Whether you’re at the local yoga studio or taking a forced moment so you don’t lose it on your kids, you’ve heard this expression.

We know there’s something to this method of breathing, but what we didn’t know until recently is that controlling our breathing can yield additional access and synchrony between brain areas. This new understanding may even lead to greater control, focus, and calmness.

The fact that humans can control and regulate their brains is unique from most other animals. We can control our emotions, stay awake despite being exhausted, and even suppressing thoughts (incidentally the best way to do this, a counselor friend once told me, is to silently yell, “Stop!” when you catch yourself going down an undesirable path in your head). Most studies in the past focused on the brain stem which controls automatic processes such as heart rate.  But since we can control our breathing rate, other areas of the brain must be involved, say researchers.

Scientists have wondered why humans are capable of volitionally regulating breathing. Dr. Jose Herrero joined forces with neurosurgeon Dr. Ashesh Mehta recently to study brain activity in relation to breathing.
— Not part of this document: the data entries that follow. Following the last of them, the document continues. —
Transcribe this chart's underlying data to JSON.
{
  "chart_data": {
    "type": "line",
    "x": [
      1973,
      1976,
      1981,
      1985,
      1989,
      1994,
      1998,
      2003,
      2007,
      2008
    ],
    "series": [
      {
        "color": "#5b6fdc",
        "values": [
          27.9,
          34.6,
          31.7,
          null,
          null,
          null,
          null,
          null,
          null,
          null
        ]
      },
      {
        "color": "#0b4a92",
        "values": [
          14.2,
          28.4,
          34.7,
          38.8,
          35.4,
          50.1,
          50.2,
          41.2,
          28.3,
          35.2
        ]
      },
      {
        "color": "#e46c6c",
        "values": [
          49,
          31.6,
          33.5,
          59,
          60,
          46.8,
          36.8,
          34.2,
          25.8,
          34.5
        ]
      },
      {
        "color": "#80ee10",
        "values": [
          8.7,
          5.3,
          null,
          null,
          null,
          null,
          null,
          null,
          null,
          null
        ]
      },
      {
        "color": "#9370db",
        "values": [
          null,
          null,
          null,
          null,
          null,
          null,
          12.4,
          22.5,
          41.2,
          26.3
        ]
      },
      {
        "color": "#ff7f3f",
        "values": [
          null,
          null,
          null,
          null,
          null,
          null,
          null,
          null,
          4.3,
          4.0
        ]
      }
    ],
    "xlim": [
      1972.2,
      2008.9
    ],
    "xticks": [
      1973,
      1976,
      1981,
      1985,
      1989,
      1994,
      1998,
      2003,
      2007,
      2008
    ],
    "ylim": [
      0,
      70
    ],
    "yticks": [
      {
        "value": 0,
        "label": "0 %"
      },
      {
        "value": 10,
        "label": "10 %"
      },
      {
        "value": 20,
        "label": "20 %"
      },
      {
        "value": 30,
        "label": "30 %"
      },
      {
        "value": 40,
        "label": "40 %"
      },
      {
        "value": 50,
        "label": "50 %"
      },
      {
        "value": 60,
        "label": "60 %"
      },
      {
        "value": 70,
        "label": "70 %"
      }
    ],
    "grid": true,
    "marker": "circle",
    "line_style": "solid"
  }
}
While most neuroscience studies involving humans use imaging techniques, Herrero and Mehta’s study involved planting electrodes in the brain. (The subjects were people who had electrodes implanted in their brains as part of a clinical treatment for epilepsy.)

The study, conducted by a team of doctors and researchers from Northwestern University in Illinois and Hofstra University’s Northwell School of Medicine in New York found that when people changed their breathing, either by increasing the pace, counting their breaths (focusing), the brain changed as well. While this isn’t new information for some, particularly high-level athletes, it has never been proven until recently.

Sped-up breathing could stimulate anxiety states which sped up activity in the amygdala, the team discovered. Controlled, deep breathing seemed to tap into the hippocampus and insula – both parts of the brain that are connected to emotion – along with the anterior cingulate cortex, which is key in the modulation of blood pressure and heart rate.